Published December 6, 2006 5:00am EST



The Republican Congress’ lame-duck leadership rejected a last-minute push from D.C. voting rights advocates Tuesday, denying the historic bill a chance for a vote until at least the next legislative session.

Advocates for the bill promised to continue lobbying until Congress officially ends later this week, but their chances are slim. Outgoing House Majority Leader John Boehner of Ohio decided not to call the bill for a vote in the last week of Congress. Boehner rejected the bill after a meeting with Rep. Tom Davis, R-Va., the bill’s champion.

Under the legislation, Utah would get another representative and D.C. would get its first voting representative.
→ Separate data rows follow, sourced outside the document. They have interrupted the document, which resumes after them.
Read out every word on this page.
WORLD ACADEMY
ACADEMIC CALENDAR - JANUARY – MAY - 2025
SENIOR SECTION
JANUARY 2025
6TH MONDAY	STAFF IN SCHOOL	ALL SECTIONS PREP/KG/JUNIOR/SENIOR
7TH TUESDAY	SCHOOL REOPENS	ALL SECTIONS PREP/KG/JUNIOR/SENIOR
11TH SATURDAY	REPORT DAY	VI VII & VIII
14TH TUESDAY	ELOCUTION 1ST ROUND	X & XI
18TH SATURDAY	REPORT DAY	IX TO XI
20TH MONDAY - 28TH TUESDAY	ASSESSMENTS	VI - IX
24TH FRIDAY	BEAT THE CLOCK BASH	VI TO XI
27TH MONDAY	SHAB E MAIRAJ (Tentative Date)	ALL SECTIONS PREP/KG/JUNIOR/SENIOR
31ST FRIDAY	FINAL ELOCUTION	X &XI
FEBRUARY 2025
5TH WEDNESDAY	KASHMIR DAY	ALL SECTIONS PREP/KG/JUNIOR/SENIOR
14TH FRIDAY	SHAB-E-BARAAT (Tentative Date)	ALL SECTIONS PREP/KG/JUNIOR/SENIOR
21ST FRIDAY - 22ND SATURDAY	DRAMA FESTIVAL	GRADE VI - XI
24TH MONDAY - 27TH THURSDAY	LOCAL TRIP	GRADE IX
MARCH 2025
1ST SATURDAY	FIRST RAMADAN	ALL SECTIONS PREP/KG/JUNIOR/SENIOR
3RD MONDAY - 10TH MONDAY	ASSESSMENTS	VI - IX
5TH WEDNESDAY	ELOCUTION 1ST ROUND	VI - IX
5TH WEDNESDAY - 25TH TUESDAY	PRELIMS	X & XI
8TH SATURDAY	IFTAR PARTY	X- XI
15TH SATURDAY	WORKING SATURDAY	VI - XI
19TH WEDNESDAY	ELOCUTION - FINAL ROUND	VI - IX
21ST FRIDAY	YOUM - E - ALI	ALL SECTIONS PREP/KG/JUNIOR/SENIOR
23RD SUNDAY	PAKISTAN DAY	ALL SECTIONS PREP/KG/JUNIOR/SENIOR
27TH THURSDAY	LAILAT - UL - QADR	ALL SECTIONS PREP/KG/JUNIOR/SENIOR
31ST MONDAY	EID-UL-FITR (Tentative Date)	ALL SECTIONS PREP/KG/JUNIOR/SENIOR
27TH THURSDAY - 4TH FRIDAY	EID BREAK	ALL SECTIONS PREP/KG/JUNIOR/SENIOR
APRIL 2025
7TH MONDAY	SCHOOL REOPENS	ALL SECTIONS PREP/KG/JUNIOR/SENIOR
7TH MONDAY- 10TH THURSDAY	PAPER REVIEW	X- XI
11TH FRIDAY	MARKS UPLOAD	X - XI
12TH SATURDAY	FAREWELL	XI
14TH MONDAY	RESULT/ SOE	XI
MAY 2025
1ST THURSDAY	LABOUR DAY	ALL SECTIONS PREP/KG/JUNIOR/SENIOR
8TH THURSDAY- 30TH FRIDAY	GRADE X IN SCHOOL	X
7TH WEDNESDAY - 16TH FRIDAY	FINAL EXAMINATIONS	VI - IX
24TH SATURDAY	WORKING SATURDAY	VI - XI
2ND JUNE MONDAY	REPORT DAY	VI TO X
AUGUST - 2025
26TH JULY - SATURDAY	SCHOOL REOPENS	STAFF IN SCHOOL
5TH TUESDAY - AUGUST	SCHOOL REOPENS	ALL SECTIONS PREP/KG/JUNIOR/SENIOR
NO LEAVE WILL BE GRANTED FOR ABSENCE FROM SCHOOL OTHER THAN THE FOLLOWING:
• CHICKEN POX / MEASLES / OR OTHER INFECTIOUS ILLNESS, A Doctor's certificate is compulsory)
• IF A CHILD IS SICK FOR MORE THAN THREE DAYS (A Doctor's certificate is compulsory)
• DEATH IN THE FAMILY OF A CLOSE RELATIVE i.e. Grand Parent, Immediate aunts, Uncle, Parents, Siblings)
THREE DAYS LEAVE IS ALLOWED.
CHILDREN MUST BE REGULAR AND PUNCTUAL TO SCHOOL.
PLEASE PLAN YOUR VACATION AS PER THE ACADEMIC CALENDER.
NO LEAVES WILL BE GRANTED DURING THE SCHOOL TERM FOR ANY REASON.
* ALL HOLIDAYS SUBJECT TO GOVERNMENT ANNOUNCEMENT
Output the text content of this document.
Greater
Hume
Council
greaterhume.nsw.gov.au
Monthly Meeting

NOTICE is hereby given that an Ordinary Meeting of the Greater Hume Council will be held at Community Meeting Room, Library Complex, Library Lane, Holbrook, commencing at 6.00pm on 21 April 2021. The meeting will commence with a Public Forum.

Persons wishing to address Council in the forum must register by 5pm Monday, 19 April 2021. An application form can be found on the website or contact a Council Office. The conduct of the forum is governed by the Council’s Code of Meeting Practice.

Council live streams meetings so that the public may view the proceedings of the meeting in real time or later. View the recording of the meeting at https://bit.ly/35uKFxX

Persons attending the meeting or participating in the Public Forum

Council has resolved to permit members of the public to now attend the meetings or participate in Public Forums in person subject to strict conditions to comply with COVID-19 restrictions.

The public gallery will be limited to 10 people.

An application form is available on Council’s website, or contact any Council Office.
It was the closest D.C. has come to obtaining a vote in Congress since a constitutional amendment failed in the early 1980s.

“We’re not going to accept this decision,” said Ilir Zherka, executive director of DC Vote. “We’re going to push back.”

Those close to Boehner’s decision — who spoke on condition of anonymity because the negotiations were supposed to be secret — said that the bill’s proponents couldn’t overcome congressional inertia: Republican staffers, demoralized from their humiliating loss in last month’s general elections, simply weren’t interested in prolonging the congressional session with such a far-reaching reform.

Incoming Speaker Nancy Pelosi, D-Calif., and Majority Leader Steny Hoyer, D-Md., havepromised to push D.C. voting rights in the next session. But the Democrats have made similar promises in the past. Many voting rights groups are still angry at D.C. Del. Eleanor Holmes Norton for her role in watering down a voting rights proposal in the 2004 Democratic Party platform.